Disparate systems and legacy automation equipment and/or integration practices that were once fit for purpose are becoming the bottleneck for enabling manufacturers to advance their manufacturing processes. Industry 4.0 has varying meanings per manufacturer and sector based on where they are in their factory transformation, but it has been established that in-process metrology is an enabler for advancing automation. Build quality is directly linked to accuracy and this is fundamental to both aerospace and automotive industries’ strategy over the next 5 years.

At a recent round-table discussion between senior engineers working for leading UK aerospace and automotive organizations, as well as senior engineers from UK research centers addressed the following questions:

➤ What automation and robotic-related objectives does your factory have for the next 3-5 years?
➤ What does Industry 4.0 mean to your organization?
➤ What is currently holding back with your automation work?

The round-table discussion was part of project ACCUFAS (Accurate and Flexible Automation Systems), a project focused on developing photogrammetry technology to facilitate high-accuracy robot control within the aerospace sector.
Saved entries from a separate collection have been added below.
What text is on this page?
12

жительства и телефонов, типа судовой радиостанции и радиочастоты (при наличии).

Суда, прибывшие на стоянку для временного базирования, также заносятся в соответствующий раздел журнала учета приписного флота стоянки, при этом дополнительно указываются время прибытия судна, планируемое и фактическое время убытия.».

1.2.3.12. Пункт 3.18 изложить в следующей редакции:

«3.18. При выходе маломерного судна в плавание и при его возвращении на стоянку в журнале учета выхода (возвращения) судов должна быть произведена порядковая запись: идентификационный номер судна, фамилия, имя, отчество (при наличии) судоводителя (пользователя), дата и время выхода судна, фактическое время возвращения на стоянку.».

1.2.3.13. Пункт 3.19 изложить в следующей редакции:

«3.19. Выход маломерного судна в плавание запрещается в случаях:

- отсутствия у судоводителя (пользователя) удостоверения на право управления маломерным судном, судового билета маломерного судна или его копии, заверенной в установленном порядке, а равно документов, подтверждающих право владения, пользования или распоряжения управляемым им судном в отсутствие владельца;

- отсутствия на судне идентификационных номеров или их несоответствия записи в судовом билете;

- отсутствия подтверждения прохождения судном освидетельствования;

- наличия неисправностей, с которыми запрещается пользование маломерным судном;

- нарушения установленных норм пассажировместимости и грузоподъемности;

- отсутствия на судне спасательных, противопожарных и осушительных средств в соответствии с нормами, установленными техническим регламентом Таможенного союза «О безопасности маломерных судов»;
The discussion was chaired by Insphere’s Operations Manager, Phil Silk, at the AMRC Factory 2050 in November 2023.

Below are a selection of comments from the round-table discussion:

“Whilst our robots are repeatable and to date have achieved the production rate we required, as we try to meet higher build quality expectations and develop more flexible processes in line with Industry 4.0 it is clear standard robots offerings alone cannot help us reach these goals. We are looking for new technology to improve robot flexibility and accuracy enable us to advance our manufacturing processes”.

“Accurate robotics is still a dark art. Many operators do not care about metrology, they often need more context or understanding of what the data means to them and the process before they get on board. An organization does not need wide-spread knowledge of photogrammetry to see the benefits – just a key pool of people.”

“Often, operators do not understand the complexity of a robot, their accuracies, and how they integrate with manufacturing systems. This results in only marginal gains and operators being heavily involved in the commissioning and running of automation.”

“New cells being set up should have photogrammetry systems included in the blueprint, it is the set-up of the cell that makes the difference in build quality”

Observation From The Round-Table 

Automation (in particular cobots) is becoming more accessible, enabling more processes to be automated. Cobots often require little or no safety guarding and have an easier online programming methods. Whilst this opens the door for many manufacturers, they often face issues when implementing flexible processes, as the accuracy is not up to a required specification, yet this is often not well understood.

Engineering and operator knowledge of automation is behind what is needed for manufacturers to adopt advanced technology. If there is a knowledge gap in metrology, how are manufacturers going to know they have an accuracy issue, to then understand that photogrammetry systems could solve it?

Typically, it takes a significant amount of resource to identify and solve an accuracy issue. It can also involve an acceptance of scrapped or sacrificial test parts with post-production measurement. The ideal solution was recognized as one that enables manufacturers to measure and correct errors in process.

A whitepaper published by Insphere summarises the round-table discussion and is available for download. It provides a comprehensive overview of the objectives, challenges and considerations from those working directly with robots and automation. It highlights the need for increased education of metrology and photogrammetry solutions, across sectors, to propel the industry forward to better align with the aspirations of Industry 4.0.